The importance of unmanned underwater vehicles (UUVs) to navies and global maritime industries, including companies involved in offshore oil exploration and production, has become evident in recent years.
With continuous advancements in UUV technologies, remotely-controlled and autonomous subsea vessels are now proving their capabilities and demonstrating their potential in a wide range of diverse marine applications.
Navies, oceanographers and scientific researchers are increasingly using UUVs for mine detection and countermeasure operations, naval intelligence, surveillance and reconnaissance roles, remote sensing, ocean seafloor mapping, locating submerged wrecks and obstacles, inspecting pipelines and other deep water structures, subsea research and surveys, and miscellaneous maritime security operations.
Further advances in artificial intelligence systems, closed-system propulsion, longer-life rechargeable batteries, digital data storage and through-water communications will inevitably increase the value of UUVs as well as their potential uses. Developers say these could include relocatable covert communications and networking nodes, electronic warfare, anti-submarine tracking, weapons delivery and surveillance and reconnaissance operations over much longer distances and for longer periods of time.
With continuing advances in software for vehicle autonomy propulsion, sensors, fast-signal processing and other UUV-enabling technologies, more prototype devices of varying shapes and sizes are emerging all the time. Now two companies in south west England – a recognised ‘hot spot’ for developing maritime technologies – have joined forces to provide state-of-the-art testing facilities for unmanned vehicles.
Military-based marine consultancy BMT Isis is working with Plymouth company MSubs to develop remote-control technology as part of a proposed offshore maritime sea range, in an area close to the Plymouth coastline, where companies will be able to test their innovative creations and work together to develop unmanned craft for air, surface and subsea use.
The ‘fully instrumented’ maritime sea range will feature a series of sensors within fixed buoys or mobile platforms fitted with environmental sensors, sonar transducers, GPS and Wi-Fi for tracking, navigation, communications and data collection.
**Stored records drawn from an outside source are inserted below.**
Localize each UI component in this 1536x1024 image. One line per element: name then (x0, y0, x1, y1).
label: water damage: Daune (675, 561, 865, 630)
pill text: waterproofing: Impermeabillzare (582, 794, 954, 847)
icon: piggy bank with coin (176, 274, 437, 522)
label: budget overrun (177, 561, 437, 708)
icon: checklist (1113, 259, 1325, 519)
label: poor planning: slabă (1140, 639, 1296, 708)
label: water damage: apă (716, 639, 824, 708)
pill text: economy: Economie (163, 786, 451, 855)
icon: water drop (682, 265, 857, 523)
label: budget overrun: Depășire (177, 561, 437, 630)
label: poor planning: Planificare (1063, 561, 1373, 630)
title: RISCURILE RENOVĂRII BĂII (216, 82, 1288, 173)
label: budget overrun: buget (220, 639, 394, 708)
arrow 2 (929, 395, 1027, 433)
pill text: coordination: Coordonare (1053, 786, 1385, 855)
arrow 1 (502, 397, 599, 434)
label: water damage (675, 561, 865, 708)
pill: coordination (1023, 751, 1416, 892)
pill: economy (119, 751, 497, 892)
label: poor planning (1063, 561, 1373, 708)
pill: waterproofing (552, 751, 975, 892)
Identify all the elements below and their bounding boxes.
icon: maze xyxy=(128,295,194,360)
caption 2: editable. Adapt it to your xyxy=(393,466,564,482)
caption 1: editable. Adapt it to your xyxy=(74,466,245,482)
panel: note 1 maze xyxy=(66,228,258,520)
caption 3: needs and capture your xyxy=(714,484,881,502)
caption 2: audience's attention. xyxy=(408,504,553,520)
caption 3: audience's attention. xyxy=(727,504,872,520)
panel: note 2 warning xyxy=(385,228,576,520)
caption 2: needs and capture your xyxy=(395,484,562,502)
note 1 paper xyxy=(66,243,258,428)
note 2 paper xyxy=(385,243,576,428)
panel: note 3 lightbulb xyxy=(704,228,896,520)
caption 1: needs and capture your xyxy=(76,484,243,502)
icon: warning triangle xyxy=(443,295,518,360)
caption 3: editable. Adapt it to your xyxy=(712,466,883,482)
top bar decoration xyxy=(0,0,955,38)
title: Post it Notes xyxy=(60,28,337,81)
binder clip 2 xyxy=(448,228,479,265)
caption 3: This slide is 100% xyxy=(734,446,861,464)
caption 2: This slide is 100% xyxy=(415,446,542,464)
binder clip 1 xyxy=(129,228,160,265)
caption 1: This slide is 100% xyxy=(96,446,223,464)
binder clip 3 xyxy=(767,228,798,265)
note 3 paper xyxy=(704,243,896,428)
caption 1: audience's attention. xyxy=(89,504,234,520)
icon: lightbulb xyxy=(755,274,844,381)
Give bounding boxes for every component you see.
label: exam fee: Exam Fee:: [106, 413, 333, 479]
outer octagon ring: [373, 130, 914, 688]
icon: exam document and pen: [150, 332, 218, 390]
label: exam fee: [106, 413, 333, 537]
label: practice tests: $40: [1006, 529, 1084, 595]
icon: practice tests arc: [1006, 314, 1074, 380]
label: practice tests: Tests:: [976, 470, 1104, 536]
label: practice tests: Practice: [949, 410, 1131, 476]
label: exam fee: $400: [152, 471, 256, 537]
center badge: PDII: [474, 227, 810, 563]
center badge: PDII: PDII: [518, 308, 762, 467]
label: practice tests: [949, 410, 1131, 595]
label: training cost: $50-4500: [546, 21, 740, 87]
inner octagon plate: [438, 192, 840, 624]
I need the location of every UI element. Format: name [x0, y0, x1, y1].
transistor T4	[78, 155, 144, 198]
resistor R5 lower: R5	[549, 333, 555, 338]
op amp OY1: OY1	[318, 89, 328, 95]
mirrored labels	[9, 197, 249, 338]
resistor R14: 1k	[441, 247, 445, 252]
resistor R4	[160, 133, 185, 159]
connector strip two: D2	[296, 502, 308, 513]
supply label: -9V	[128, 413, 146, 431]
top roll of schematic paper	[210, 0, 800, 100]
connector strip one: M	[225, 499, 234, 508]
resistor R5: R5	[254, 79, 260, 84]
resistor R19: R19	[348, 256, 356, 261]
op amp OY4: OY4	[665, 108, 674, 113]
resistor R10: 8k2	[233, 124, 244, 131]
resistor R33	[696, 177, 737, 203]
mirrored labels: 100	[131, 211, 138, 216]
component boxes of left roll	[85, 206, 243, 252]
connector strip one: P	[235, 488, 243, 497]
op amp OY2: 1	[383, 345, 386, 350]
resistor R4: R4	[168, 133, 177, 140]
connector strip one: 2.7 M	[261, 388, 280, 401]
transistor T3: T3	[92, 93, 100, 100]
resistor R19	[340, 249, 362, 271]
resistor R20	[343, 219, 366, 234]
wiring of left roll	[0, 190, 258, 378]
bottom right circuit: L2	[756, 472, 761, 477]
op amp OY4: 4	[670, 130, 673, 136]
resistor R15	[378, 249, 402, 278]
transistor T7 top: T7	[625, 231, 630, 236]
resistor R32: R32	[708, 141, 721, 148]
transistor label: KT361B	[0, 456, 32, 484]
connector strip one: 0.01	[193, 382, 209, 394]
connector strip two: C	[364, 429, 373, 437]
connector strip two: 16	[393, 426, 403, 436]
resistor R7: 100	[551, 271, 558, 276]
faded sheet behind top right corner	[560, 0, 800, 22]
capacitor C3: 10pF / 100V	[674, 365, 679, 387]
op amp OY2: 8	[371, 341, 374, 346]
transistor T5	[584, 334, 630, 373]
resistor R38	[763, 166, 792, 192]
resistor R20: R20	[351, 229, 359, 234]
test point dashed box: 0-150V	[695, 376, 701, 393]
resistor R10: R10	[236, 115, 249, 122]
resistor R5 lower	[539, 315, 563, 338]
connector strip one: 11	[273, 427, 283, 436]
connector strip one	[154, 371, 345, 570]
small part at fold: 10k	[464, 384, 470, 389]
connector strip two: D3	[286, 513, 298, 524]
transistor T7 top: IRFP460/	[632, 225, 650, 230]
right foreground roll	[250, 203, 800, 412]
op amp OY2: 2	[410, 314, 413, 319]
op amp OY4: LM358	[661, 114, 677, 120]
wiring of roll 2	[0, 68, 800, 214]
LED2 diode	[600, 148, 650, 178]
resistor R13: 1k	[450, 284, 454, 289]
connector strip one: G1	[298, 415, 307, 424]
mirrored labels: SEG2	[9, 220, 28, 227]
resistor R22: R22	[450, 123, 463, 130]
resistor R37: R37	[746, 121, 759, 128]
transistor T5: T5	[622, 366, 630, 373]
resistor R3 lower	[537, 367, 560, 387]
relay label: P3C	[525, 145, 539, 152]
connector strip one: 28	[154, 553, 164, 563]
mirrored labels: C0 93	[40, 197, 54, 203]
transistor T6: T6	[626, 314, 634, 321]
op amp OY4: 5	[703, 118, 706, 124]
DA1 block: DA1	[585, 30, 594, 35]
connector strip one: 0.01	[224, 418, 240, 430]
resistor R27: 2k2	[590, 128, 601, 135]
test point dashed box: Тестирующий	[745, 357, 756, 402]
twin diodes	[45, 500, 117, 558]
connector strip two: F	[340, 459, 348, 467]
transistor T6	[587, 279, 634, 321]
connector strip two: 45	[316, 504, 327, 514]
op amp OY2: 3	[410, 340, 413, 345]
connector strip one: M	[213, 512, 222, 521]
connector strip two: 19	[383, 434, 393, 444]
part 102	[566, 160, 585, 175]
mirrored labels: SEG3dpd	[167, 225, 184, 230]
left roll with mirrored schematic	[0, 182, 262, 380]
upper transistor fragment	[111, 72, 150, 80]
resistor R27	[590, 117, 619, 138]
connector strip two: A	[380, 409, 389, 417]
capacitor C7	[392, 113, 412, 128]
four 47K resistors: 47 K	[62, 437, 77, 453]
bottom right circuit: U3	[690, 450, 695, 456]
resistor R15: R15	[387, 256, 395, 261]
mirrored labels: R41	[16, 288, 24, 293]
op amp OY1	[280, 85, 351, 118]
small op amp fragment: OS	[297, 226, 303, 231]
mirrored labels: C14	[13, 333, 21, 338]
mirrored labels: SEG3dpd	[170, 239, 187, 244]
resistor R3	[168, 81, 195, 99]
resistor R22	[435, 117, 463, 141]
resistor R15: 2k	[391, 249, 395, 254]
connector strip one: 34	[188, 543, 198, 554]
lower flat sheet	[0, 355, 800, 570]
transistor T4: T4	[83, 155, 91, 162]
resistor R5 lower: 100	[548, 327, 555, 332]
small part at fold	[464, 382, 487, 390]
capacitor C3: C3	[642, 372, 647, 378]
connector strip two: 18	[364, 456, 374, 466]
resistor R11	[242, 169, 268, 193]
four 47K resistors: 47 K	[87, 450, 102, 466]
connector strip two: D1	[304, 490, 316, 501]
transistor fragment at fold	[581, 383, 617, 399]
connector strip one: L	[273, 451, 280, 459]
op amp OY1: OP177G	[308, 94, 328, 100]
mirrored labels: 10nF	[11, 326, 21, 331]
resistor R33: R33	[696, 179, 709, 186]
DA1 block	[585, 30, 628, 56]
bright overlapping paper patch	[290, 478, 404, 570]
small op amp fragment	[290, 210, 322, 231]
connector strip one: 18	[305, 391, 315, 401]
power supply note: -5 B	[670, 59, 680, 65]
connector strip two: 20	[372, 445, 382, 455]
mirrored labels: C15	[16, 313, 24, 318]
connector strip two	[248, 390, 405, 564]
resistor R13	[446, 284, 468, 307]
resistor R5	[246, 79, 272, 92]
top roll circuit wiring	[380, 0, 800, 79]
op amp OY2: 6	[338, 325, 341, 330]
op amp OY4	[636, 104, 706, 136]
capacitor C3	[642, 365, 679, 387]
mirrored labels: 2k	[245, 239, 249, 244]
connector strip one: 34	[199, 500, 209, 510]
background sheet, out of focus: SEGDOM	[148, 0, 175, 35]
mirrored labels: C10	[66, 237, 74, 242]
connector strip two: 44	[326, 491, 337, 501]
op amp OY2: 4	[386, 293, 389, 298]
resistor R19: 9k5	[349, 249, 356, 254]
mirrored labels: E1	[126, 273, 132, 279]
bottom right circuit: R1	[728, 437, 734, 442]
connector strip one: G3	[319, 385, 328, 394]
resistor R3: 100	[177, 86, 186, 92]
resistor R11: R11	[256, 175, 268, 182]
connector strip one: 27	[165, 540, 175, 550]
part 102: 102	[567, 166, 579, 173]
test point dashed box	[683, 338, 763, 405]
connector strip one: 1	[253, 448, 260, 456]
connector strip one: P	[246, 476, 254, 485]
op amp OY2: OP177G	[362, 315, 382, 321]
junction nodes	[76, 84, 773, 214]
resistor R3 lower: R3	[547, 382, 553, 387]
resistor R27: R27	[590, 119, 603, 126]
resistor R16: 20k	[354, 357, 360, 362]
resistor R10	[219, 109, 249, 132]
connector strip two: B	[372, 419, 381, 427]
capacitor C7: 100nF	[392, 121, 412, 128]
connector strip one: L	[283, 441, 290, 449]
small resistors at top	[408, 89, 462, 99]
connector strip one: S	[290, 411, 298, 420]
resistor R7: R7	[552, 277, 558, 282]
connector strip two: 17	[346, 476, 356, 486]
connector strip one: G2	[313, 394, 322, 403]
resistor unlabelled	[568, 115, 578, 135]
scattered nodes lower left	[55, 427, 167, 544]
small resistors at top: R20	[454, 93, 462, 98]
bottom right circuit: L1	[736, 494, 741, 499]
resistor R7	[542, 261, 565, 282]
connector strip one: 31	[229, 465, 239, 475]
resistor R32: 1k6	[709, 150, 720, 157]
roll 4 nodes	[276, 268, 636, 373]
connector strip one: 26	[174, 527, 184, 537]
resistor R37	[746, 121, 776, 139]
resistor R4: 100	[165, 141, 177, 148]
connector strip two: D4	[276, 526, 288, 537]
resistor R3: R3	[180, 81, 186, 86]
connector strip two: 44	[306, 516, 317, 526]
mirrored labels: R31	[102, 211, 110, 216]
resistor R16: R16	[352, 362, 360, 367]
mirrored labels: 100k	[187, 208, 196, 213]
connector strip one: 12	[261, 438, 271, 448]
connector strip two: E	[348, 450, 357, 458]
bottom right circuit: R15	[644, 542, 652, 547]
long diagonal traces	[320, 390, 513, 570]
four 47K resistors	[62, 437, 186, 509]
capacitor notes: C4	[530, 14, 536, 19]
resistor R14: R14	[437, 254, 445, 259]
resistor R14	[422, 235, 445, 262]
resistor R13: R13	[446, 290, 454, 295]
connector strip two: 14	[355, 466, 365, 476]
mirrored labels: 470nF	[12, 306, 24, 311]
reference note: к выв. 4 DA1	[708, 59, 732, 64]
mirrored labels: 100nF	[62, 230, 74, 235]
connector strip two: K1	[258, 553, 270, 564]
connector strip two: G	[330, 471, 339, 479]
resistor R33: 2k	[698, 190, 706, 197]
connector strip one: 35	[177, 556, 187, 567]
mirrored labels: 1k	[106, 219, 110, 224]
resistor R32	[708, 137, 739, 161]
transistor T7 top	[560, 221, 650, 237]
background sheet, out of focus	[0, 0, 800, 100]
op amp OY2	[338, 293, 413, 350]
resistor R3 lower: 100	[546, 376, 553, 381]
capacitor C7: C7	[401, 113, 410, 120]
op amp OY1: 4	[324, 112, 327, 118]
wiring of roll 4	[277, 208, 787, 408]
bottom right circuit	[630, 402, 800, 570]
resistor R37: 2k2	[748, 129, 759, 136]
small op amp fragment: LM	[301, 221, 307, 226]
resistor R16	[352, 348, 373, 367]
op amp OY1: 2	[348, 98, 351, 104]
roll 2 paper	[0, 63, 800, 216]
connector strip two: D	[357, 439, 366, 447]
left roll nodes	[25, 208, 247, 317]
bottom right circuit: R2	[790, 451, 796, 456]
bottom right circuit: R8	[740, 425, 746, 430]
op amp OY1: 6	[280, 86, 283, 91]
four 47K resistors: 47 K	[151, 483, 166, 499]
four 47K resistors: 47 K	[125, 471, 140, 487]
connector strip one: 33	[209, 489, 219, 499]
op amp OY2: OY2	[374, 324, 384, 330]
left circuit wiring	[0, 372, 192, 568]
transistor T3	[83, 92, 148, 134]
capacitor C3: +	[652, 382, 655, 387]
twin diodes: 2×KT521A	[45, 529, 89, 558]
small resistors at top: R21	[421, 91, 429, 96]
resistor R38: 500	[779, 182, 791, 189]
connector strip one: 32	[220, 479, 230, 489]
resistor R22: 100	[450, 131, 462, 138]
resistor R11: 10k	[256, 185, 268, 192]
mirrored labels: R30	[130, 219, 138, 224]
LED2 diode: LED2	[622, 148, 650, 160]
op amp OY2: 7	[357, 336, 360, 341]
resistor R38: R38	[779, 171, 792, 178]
The intention is to help developers test their unmanned systems in realistic conditions, giving them opportunities to make adjustments and modifications during sea trials.
“Unmanned underwater, surface and air vehicles (collectively known as UxVs) have been used extensively in military operations for many years,” says Mike Prince, managing director at BMT Isis. “But their application for commercial and humanitarian tasks has only recently started to come to the fore, made possible by a leap forward in technology and innovation.”
Apart from providing specialist facilities for technology companies to test their prototype creations, the proposed sea range will help companies to “make important strides into delivering co-operative behaviours to complement vehicles working in all domains, be it air, surface or subsea”.
The plans include a mobile shore control facility with radar tracking and communications linking to shore-based networks and the internet. Ultimately, the test-facility will enable a range of UxVs to seamlessly co-ordinate with each other with minimum or no human involvement. All devices will be monitored and assessed from the shore control centre and operators will be able to change their test parameters and make adjustments during trials.
MSubs, which supplies manned and unmanned underwater submersibles to military and commercial users, and BMT Isis (a BMT Group subsidiary) say the proposed offshore site is ideal because of its low shipping density and closeness to military bases at Devonport and surrounding areas. They believe it will strengthen the south west of England’s position as a hub for maritime technology development. The aim is to provide cost-effective on-site and remote access to UK, European and global technology companies.
Brett Phaneuf, managing director at MSubs, says: “Currently, there is no readily available UK or EU based facility capable of enabling command, control and tracking of multiple unmanned underwater, surface and air vehicles in an environment where oceanographic and meteorological data can be monitored and recorded concurrently with the test.
“This is no longer acceptable and a range in the South West is the most practicable location due to its low shipping density and access to local manufacturing infrastructure.”